Awan ini untuk wilayah tropis berada di ketinggian sekitar 6.000-18.000 meter di daerah permukaan laut.
Di Jepang, fenomena awan gempa ini disebut dengan nama ‘Kagida Cloud’ atau ‘Awan Kagida’. Awan ini dipakai sebagai salah satu isyarat tanda-tanda alam akan terjadinya gempa bumi, dengan perkiraan sumber gempa berada di titik paling tengah awan gempa tersebut.
Peristiwa fenomena awan gempa ini ditengarai muncul di beberapa wilayah-wilayah yang pernah dilanda gempa besar. Misalnya, diantaranya, tahun 1622 di Guyuan Ningxia, China. Lalu, tahun 1978 di Kanto Jepang awan ini muncul sehari sebelum terjadinya gempa. Selanjutnya, tahun 1995 di Kobe Jepang, awan ini muncul 8 hari sebelum terjadinya gempa yang dahsyat. Tahun 2006, awan ini juga muncul di langit kota Yogyakarta saat wilayah itu diguncang gempa yang dahsyat.
Sementara itu, sampai dengan saat ini, belum ada laporan tentang kemunculan awan gempa ini sebelum terjadinya gempa dahsyat yang mengguncang wilayah Sumatera Barat. Bisa jadi, kemunculan awan itu sebenarnya ada, hanya luput dari perhatian masyarakatnya saja.
Luputnya perhatian masyarakat itu adalah hal yang dapat dimaklumi, mengingat bagi sebagian kalangan Islam kelompok mazhab modernis, mengingat perilaku membaca tanda-tanda isyarat alam untuk praduga sebuah peristiwa itu seringkali ditanggapi dengan skeptis. Dianggap sebagai takhayul klenik yang melanggar akidah ajaran Islam, bahkan tak jarang perilaku mengamati gejala alam ini dicap sebagai salah satu ciri khasnya kelompok umat Islam yang bermazhab Ahlul Bidah Wal Jamaah dengan penyakit menahun TBC (Takhayul, Bidah, Khurafat) yang menjurus ke arah perilaku Syirik dan Musryik.
Sebagai catatan bahan perenungan, khusus soal yang berkait dengan fenomena astronomi, sesungguhnya Islam mengajarkan untuk melakukan Sholat Sunnat Gerhana saat terjadi fenomena gerhana bulan atau gerhana matahari.
Hal lainnya, khusus berkaitan dengan fenomena awan gempa ini pernah diteliti oleh para ilmuwan dengan metode ilmiah secara empiris berdasarkan pola-pola awan hasil pencitraan satelit. Hasilnya, dari 36 awan yang diteliti, 29 terbukti merupakan pertanda awal akan terjadinya gempa. Konfigurasi awan gempa ini berhubungan dengan fenomena Listrik Semesta (Electric Universe) termasuk juga di dalamnya fenomena aural, radio dan gangguan gelombang VLF (Very Low Frequency).

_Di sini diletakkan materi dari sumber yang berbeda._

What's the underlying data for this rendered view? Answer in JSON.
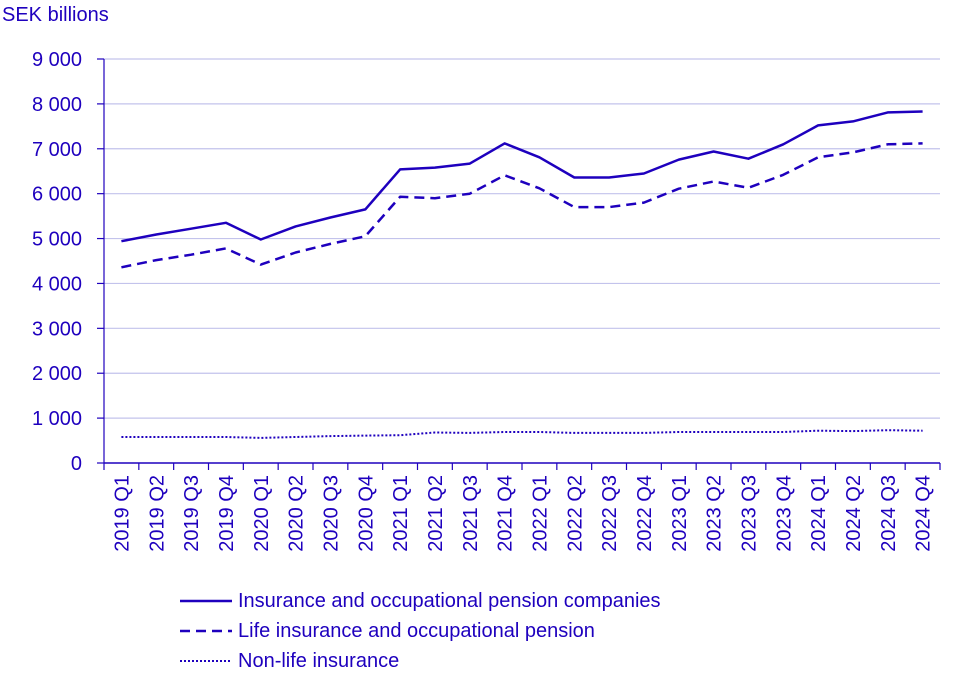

Fenomena formasi awan gempa ini di tahun 505-587 sudah pernah diamati dan dituliskan oleh orang India bernama Varahamihira. Pengamatannya itu ditulisnya dalam sebuah buku berjudul ‘Brihat Samhita’. Dalam buku itu dibahas beberapa isyarat gejala alam yang berkait pertanda bakal munculnya gempa bumi, seperti tanda awan, dan kelakuan binatang-binatang, pengaruh astrologi (baca : astronomi tentang letak posisi planet dan benda-benda langit terhadap bumi), pergerakan bawah air tanah, dan beberapa aspek terkait lainnya.
Kegemaran dalam mengamati gejala tanda isyarat alam ini, yang seringkali disebut orang sebagai kegemaran nggothak-nggathuke, di khazanah budaya masyarakat Jawa disebut sebagai ‘ilmu titen’ atau ‘ilmu niteni’. Titen atau niteni yang jika diterjemahkan secara garis besar berarti mengamati perilaku alam, lalu mengelompokkan dan menandai perilaku alam itu, selanjutnya kumpulan perilaku itu disimpulkan sebagai sebuah kesimpulan.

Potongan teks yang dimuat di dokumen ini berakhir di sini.